Jack Horner s’est endormi, et ronfle légèrement. Quant au mari, il lit un magazine d’automobiles, avec derniers modèles au banc d’essai. Le jeune stagiaire s’est replongé dans son jeu. L’huissier regarde son chronomètre. Aucune expression sur son visage. Le jeune médecin joue avec un stylo. Un des assistants, petite tête de rat et catogan, se cure le nez.
  Il n’y pas d’autre bruit que le grincement régulier du matelas. Tous semblent attendre que l’homme ait fini. Il s’agite de plus en plus, la jouissance monte.
  Ses yeux accrochent une machine posée sur une table, qu’il n’avait pas remarquée. Il n’a pas de mal à reconnaître l’engin, qu’il a déjà vu dans des fictions à la télévision. Il s’agit d’un défibrillateur, utilisé pour relancer un cœur arrêté par des secousses électriques de très haut voltage. La présence d’un tel instrument le dérange, l’interpelle : que vient-il faire ici ? Mais Déborah Reeves devance toute interrogation : elle souffle, très bas, « continue ». Ses yeux se révulsent soudain, un filet de sang coule du nez de l’actrice.

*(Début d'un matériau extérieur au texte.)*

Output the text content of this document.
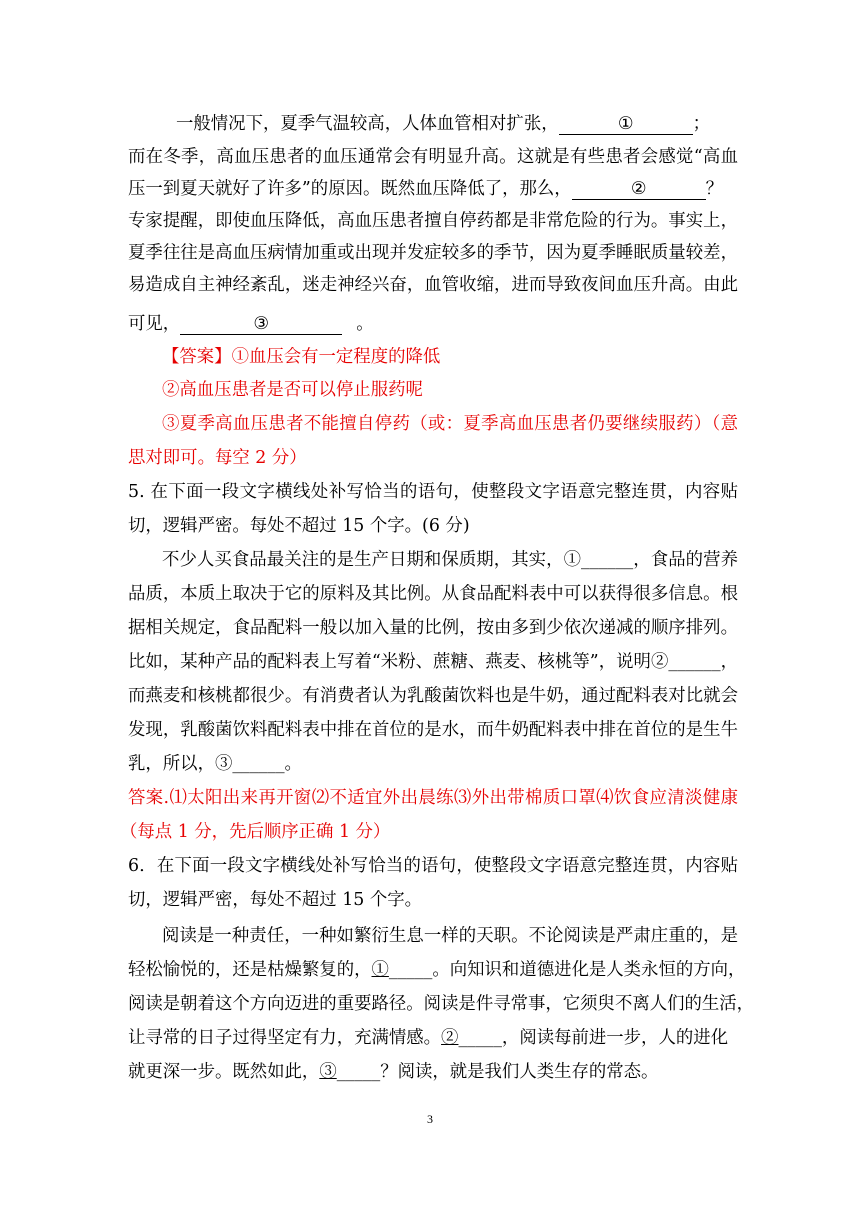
一般情况下，夏季气温较高，人体血管相对扩张，	①	；
而在冬季，高血压患者的血压通常会有明显升高。这就是有些患者会感觉“高血
压一到夏天就好了许多”的原因。既然血压降低了，那么，	②	？
专家提醒，即使血压降低，高血压患者擅自停药都是非常危险的行为。事实上，
夏季往往是高血压病情加重或出现并发症较多的季节，因为夏季睡眠质量较差，
易造成自主神经紊乱，迷走神经兴奋，血管收缩，进而导致夜间血压升高。由此
可见，	③	。
【答案】①血压会有一定程度的降低
②高血压患者是否可以停止服药呢
③夏季高血压患者不能擅自停药（或：夏季高血压患者仍要继续服药）（意
思对即可。每空 2 分）
5. 在下面一段文字横线处补写恰当的语句，使整段文字语意完整连贯，内容贴
切，逻辑严密。每处不超过 15 个字。(6 分)
不少人买食品最关注的是生产日期和保质期，其实，①______，食品的营养
品质，本质上取决于它的原料及其比例。从食品配料表中可以获得很多信息。根
据相关规定，食品配料一般以加入量的比例，按由多到少依次递减的顺序排列。
比如，某种产品的配料表上写着“米粉、蔗糖、燕麦、核桃等”，说明②______，
而燕麦和核桃都很少。有消费者认为乳酸菌饮料也是牛奶，通过配料表对比就会
发现，乳酸菌饮料配料表中排在首位的是水，而牛奶配料表中排在首位的是生牛
乳，所以，③______。
答案.⑴太阳出来再开窗⑵不适宜外出晨练⑶外出带棉质口罩⑷饮食应清淡健康
（每点 1 分，先后顺序正确 1 分）
6．在下面一段文字横线处补写恰当的语句，使整段文字语意完整连贯，内容贴
切，逻辑严密，每处不超过 15 个字。
阅读是一种责任，一种如繁衍生息一样的天职。不论阅读是严肃庄重的，是
轻松愉悦的，还是枯燥繁复的，①_____。向知识和道德进化是人类永恒的方向，
阅读是朝着这个方向迈进的重要路径。阅读是件寻常事，它须臾不离人们的生活，
让寻常的日子过得坚定有力，充满情感。②_____，阅读每前进一步，人的进化
就更深一步。既然如此，③_____？阅读，就是我们人类生存的常态。
3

« C’était à prévoir » dit posément le jeune docteur. « Attendez un instant. Sans bouger » lance-t-il à l’intention de 839, qui s’immobilise, embarrassé du gros corps sous lui. Le praticien s’approche calmement de la star, lui met un peu de coton dans le nez, essuie le sang avec une serviette, passe un peu l’éponge sur le front luisant de sueur, et lui fait avaler un gobelet d’eau. Le regard du médecin croise celui du gang banger, qui se sent désarmé par ces yeux froids.
«  Vous pouvez continuer » dit le docteur.

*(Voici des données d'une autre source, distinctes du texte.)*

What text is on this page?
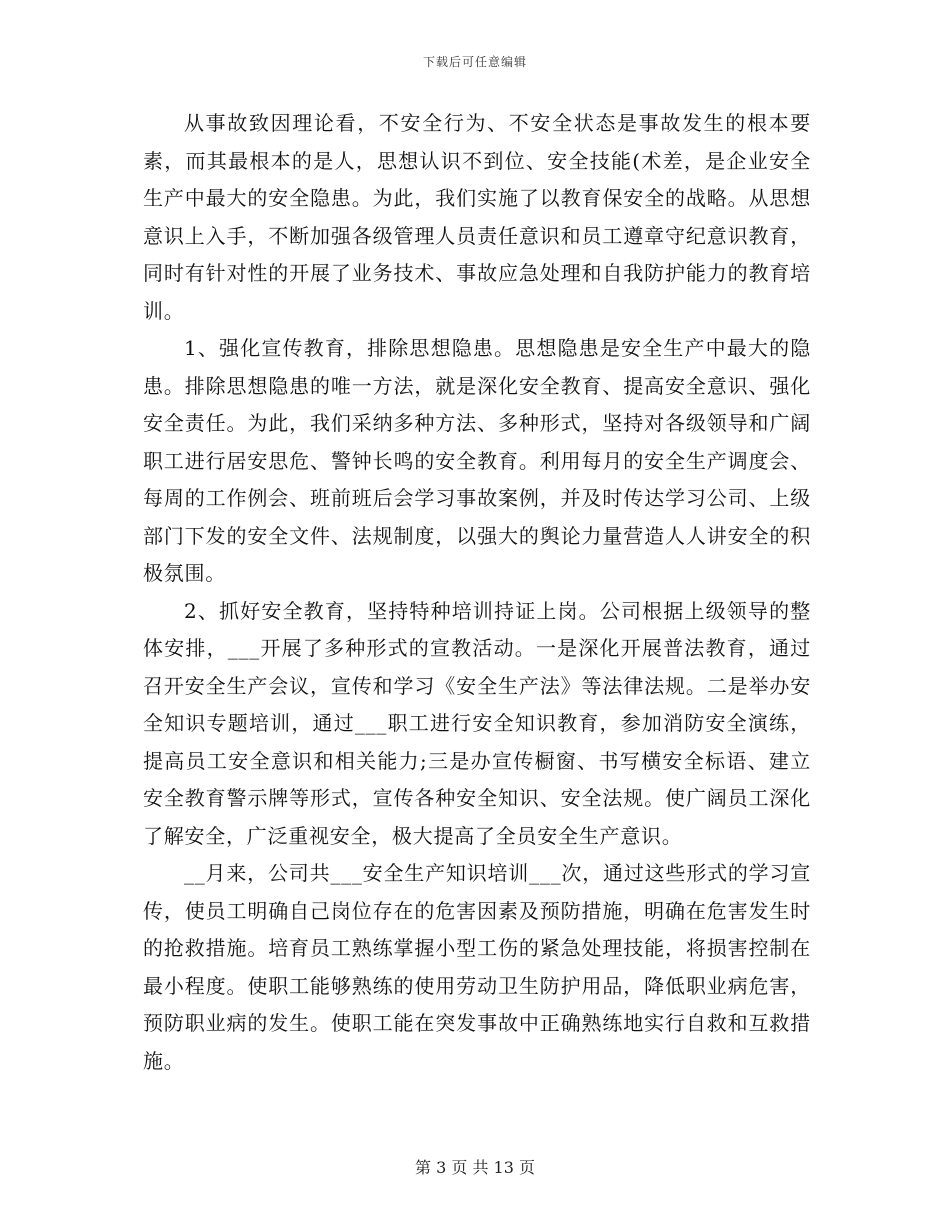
下载后可任意编辑

从事故致因理论看，不安全行为、不安全状态是事故发生的根本要素，而其最根本的是人，思想认识不到位、安全技能(术差，是企业安全生产中最大的安全隐患。为此，我们实施了以教育保安全的战略。从思想意识上入手，不断加强各级管理人员责任意识和员工遵章守纪意识教育，同时有针对性的开展了业务技术、事故应急处理和自我防护能力的教育培训。

1、强化宣传教育，排除思想隐患。思想隐患是安全生产中最大的隐患。排除思想隐患的唯一方法，就是深化安全教育、提高安全意识、强化安全责任。为此，我们采纳多种方法、多种形式，坚持对各级领导和广阔职工进行居安思危、警钟长鸣的安全教育。利用每月的安全生产调度会、每周的工作例会、班前班后会学习事故案例，并及时传达学习公司、上级部门下发的安全文件、法规制度，以强大的舆论力量营造人人讲安全的积极氛围。

2、抓好安全教育，坚持特种培训持证上岗。公司根据上级领导的整体安排，___开展了多种形式的宣教活动。一是深化开展普法教育，通过召开安全生产会议，宣传和学习《安全生产法》等法律法规。二是举办安全知识专题培训，通过___职工进行安全知识教育，参加消防安全演练，提高员工安全意识和相关能力;三是办宣传橱窗、书写横安全标语、建立安全教育警示牌等形式，宣传各种安全知识、安全法规。使广阔员工深化了解安全，广泛重视安全，极大提高了全员安全生产意识。

__月来，公司共___安全生产知识培训___次，通过这些形式的学习宣传，使员工明确自己岗位存在的危害因素及预防措施，明确在危害发生时的抢救措施。培育员工熟练掌握小型工伤的紧急处理技能，将损害控制在最小程度。使职工能够熟练的使用劳动卫生防护用品，降低职业病危害，预防职业病的发生。使职工能在突发事故中正确熟练地实行自救和互救措施。

第 3 页 共 13 页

  839 est désemparé. Il se sent amolli (malgré le Viagra ingéré une heure avant). Et surtout, il n’ose plus continuer avec autant de force qu’auparavant. Peur de faire mal, à présent. Alors il donne de tout petits coups de souris, schliff schliff, tout menus menus. Mais ça ne va pas non plus, c’est grotesque, il ne faut pas se retenir. L’autre ne bouge pas... Il a l’impression de violer une femme dans le coma.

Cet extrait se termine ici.